NR | 2 h 43 min | Drama, Romance | 1943
Bereft of scenes of actual battle, this Michael Powell and Emeric Pressburger screenwriting-directing duo’s classic is a lighthearted but profound parable on the pointlessness of war. A tale of age and aging that straddles three wars, it’s a recognition, with the coming of Nazism’s craven cruelty, of evolving terms of battle. The era where rival nations bore mutual respect for codes of honor, gives way to one where victory, at any cost, counts above everything else.
‘The Life and Death of Colonel Blimp’
A beautiful British woman in 1902 Berlin, Edith Hunter (Deborah Kerr), asks British Lt. Candy, on leave from duty in the Boer War, to confront a German, Kaunitz (David Ward), for spreading false, anti-British propaganda. Smitten, Candy needs no excuse to support Hunter, even against his government’s orders.The ensuing tussle in a café sees Kaunitz losing face to Candy on German territory. Now, the Germans insist that only a saber-duel with another German, their handpicked officer, Theo Kretschmar-Schuldorff (Anton Walbrook), will undo Candy’s “insult” to German pride.
But with no conclusive victor, the duel proves a turning point. Injured, both men convalesce in the same nursing home, become friends, and, unaware of Candy’s unexpressed feelings for Hunter, Kretschmar-Schuldorff ends up marrying her. Later, Candy meets and marries another beautiful British woman, nurse Barbara (Kerr, again).

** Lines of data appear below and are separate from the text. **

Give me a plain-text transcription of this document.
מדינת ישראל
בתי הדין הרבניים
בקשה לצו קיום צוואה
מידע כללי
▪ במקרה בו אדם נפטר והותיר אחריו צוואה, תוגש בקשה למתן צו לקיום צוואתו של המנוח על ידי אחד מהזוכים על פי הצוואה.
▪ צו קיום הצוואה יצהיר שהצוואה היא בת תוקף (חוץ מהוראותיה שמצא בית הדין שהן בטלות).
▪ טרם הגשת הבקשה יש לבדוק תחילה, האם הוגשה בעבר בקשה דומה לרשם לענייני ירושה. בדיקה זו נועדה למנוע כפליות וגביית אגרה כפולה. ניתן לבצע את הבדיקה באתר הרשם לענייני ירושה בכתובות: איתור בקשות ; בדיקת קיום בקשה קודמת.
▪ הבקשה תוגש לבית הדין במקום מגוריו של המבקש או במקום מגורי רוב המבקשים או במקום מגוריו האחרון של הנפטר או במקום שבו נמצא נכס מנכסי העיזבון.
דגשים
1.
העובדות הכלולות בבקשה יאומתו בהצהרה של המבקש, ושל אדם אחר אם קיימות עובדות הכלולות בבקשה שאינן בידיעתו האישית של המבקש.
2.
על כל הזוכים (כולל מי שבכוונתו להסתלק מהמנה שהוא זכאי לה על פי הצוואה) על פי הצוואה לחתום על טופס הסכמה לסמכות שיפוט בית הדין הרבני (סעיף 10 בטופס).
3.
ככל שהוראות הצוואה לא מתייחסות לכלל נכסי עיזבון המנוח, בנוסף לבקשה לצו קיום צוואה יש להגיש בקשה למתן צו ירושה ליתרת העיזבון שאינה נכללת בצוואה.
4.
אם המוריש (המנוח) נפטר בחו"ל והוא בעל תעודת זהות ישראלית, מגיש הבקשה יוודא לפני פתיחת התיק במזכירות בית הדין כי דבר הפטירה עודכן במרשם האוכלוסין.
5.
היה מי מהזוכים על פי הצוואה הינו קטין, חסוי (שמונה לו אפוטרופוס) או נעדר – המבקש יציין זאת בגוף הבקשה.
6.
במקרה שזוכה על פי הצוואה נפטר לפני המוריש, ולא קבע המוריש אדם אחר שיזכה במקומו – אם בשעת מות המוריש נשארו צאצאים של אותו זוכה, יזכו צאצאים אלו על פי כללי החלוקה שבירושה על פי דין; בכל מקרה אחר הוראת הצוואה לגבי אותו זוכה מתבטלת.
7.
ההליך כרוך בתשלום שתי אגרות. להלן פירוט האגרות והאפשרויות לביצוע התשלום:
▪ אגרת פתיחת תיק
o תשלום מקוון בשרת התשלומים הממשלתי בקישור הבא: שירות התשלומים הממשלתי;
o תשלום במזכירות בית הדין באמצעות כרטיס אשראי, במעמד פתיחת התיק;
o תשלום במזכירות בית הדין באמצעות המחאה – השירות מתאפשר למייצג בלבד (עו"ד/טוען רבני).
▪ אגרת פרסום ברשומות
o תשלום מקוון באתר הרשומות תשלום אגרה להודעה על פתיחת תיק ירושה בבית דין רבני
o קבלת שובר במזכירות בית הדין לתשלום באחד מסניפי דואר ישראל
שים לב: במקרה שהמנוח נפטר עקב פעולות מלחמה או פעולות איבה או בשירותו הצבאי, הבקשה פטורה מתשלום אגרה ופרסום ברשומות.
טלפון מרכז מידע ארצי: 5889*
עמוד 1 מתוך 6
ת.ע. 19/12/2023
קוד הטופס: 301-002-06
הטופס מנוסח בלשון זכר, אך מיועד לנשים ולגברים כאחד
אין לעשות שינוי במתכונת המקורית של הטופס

World War I reunites the men, barely denting their friendship, even if Kretschmar-Schuldorff finds Candy’s bonhomie naïve. World War II unites them again, but marriage to a British woman mellows Kretschmar-Schuldorff’s contempt for Candy.
An Ageless Classic
Like an old man reminiscing, the entire film is a flashback. Quickfire shots of big-game animal trophies on a wall, war-helmets on a mantlepiece, and the turning pages of a photo-album show passing years of war and peacetime. Shots of newspaper classifieds announce the marriages and deaths of characters.Following an elaborate scene build up ahead of the duel, a second before they seize their swords, Candy flashes the faintest of smiles to Kretschmar-Schuldorff. Privately, Kretschmar-Schuldorff is stunned by Candy’s gall and his grace. Still, maintaining that façade of dueling, Livesey manages to signal sportsmanship and Walbrook manages to show admiration for that very spirit; a masterpiece of screenwriting, acting, editing, and directing.
Masterfully, 40-year-old Livesey transforms from dashing lieutenant to rasping brigadier general. The 50-year-old Walbrook’s mock squats and lunges before dueling resemble that of a schoolboy at a drill. And 21-year-old Kerr wields the prowess and poise of a thespian.
Instead of the tragic, and ultimately monotonous spectacle of war, the film reflects on the people of warring nations. Metaphors of youth and age mimic how even contrasting cultures, speaking different languages, can aspire to amity through love for the same traditions (music, sport, art) and values (love, friendship, truth, family, faithfulness).
At least in theory, the film suggests that the old can empathize better with the young (than vice versa) because they’ve been young, even if the old find it harder than the young to adapt to newer rules of the game. Worlds apart, they can find common ground.
Here, shared joys in a game of cards, a stage play, a glass of wine, and a piece of orchestral music act as superficial proxies for common ground that rival nations might seek and treasure. At a deeper level, a lovely, lovable, and loving woman, appearing and reappearing throughout the intertwined fates of two friends, personifies this common ground. Kerr as all three women is saying that neither age nor death can wither love for the finest in life because love will find a way to be reborn in fresher form, to rejuvenate the old or dying.
Two years before the allies declared a military victory, Powell and Pressburger were pronouncing a moral victory, the one upholding truth, freedom, fraternity, and equality. Those who’ve seen this film will want those who haven’t, to see it, expressed as “very much,” which is used in a scene. You’ll get the joke when you see it.